The plot really picks up when we meet the senator's Republican opponent, Congressman Ron Reese Ryder. Ryder is an amalgam of every duplicitous politician who fails to practice what he preaches. Although Ryder is running on an anti-gay, family values platform, he finds himself on the brink of a sex scandal after being caught on camera in a compromising position in a hotel men's room. Conveniently enough, the sex tape falls into Colleen's hands via her voyeuristic friend Ethan. Colleen thus faces an intriguing dilemma; she can either deliver the tape to the press, thereby demolishing Ryder's credibility (not to mention his political career) and ensuring her candidate's victory, or she can simply do nothing and the team can continue to run a clean campaign.
After being roadblocked at every turn, Colleen finally holds the power to do something meaningful, and it's up to the reader to decide at story's end whether she does the right thing. Although she believes that she can change the game, the consequences of Colleen's actions, specifically for her future, are indeterminate. This particular plot wrinkle pays tribute to Rooney's considerable powers of storytelling. Multilayered and imbued with deceptively simple, poetic language, the book's playfulness expands our expectations for literary fiction. O, Democracy! is a novel with a heart and a brain.

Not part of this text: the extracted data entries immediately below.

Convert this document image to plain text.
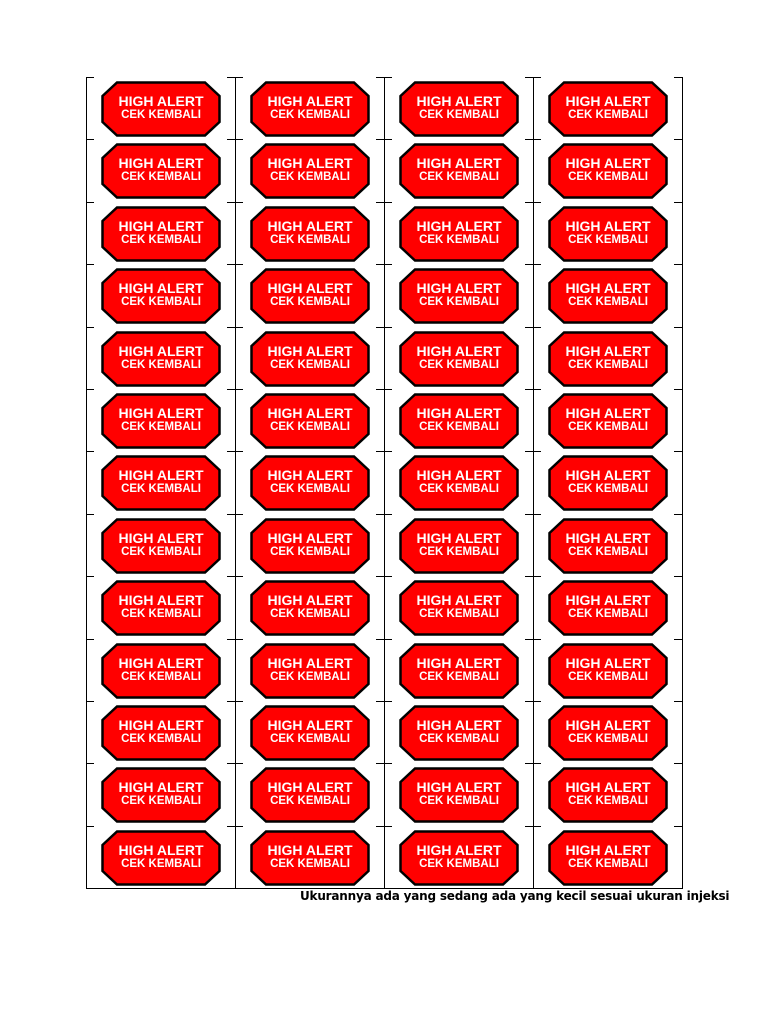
HIGH ALERT
CEK KEMBALI
HIGH ALERT
CEK KEMBALI
HIGH ALERT
CEK KEMBALI
HIGH ALERT
CEK KEMBALI
HIGH ALERT
CEK KEMBALI
HIGH ALERT
CEK KEMBALI
HIGH ALERT
CEK KEMBALI
HIGH ALERT
CEK KEMBALI
HIGH ALERT
CEK KEMBALI
HIGH ALERT
CEK KEMBALI
HIGH ALERT
CEK KEMBALI
HIGH ALERT
CEK KEMBALI
HIGH ALERT
CEK KEMBALI
HIGH ALERT
CEK KEMBALI
HIGH ALERT
CEK KEMBALI
HIGH ALERT
CEK KEMBALI
HIGH ALERT
CEK KEMBALI
HIGH ALERT
CEK KEMBALI
HIGH ALERT
CEK KEMBALI
HIGH ALERT
CEK KEMBALI
HIGH ALERT
CEK KEMBALI
HIGH ALERT
CEK KEMBALI
HIGH ALERT
CEK KEMBALI
HIGH ALERT
CEK KEMBALI
HIGH ALERT
CEK KEMBALI
HIGH ALERT
CEK KEMBALI
HIGH ALERT
CEK KEMBALI
HIGH ALERT
CEK KEMBALI
HIGH ALERT
CEK KEMBALI
HIGH ALERT
CEK KEMBALI
HIGH ALERT
CEK KEMBALI
HIGH ALERT
CEK KEMBALI
HIGH ALERT
CEK KEMBALI
HIGH ALERT
CEK KEMBALI
HIGH ALERT
CEK KEMBALI
HIGH ALERT
CEK KEMBALI
HIGH ALERT
CEK KEMBALI
HIGH ALERT
CEK KEMBALI
HIGH ALERT
CEK KEMBALI
HIGH ALERT
CEK KEMBALI
HIGH ALERT
CEK KEMBALI
HIGH ALERT
CEK KEMBALI
HIGH ALERT
CEK KEMBALI
HIGH ALERT
CEK KEMBALI
HIGH ALERT
CEK KEMBALI
HIGH ALERT
CEK KEMBALI
HIGH ALERT
CEK KEMBALI
HIGH ALERT
CEK KEMBALI
HIGH ALERT
CEK KEMBALI
HIGH ALERT
CEK KEMBALI
HIGH ALERT
CEK KEMBALI
HIGH ALERT
CEK KEMBALI
Ukurannya ada yang sedang ada yang kecil sesuai ukuran injeksi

In Colleen Dugan we find a person grappling with the great promise of America, the promise that through hard work, determination, and honesty, you can do anything and be anything in a country that holds limitless promise. On the eve of the election of the junior senator from Illinois, America's first black president, Colleen catches a glimpse of an America that aligns with her ideals: "But in this moment, for this instant, she is living in a world where certain nouns are capitalized. Adversity. Romance. Chance. Death. Love. Hope. A world she has always longed for, where things actually matter." Colleen's unique patriotism—both sardonic and sincere—yearns for more than the passive veneration of America. It is a patriotism that demands better of those to whom the future of our democracy has been entrusted; not just the elected official, but the average citizen—ordinary people like you, me, and Colleen.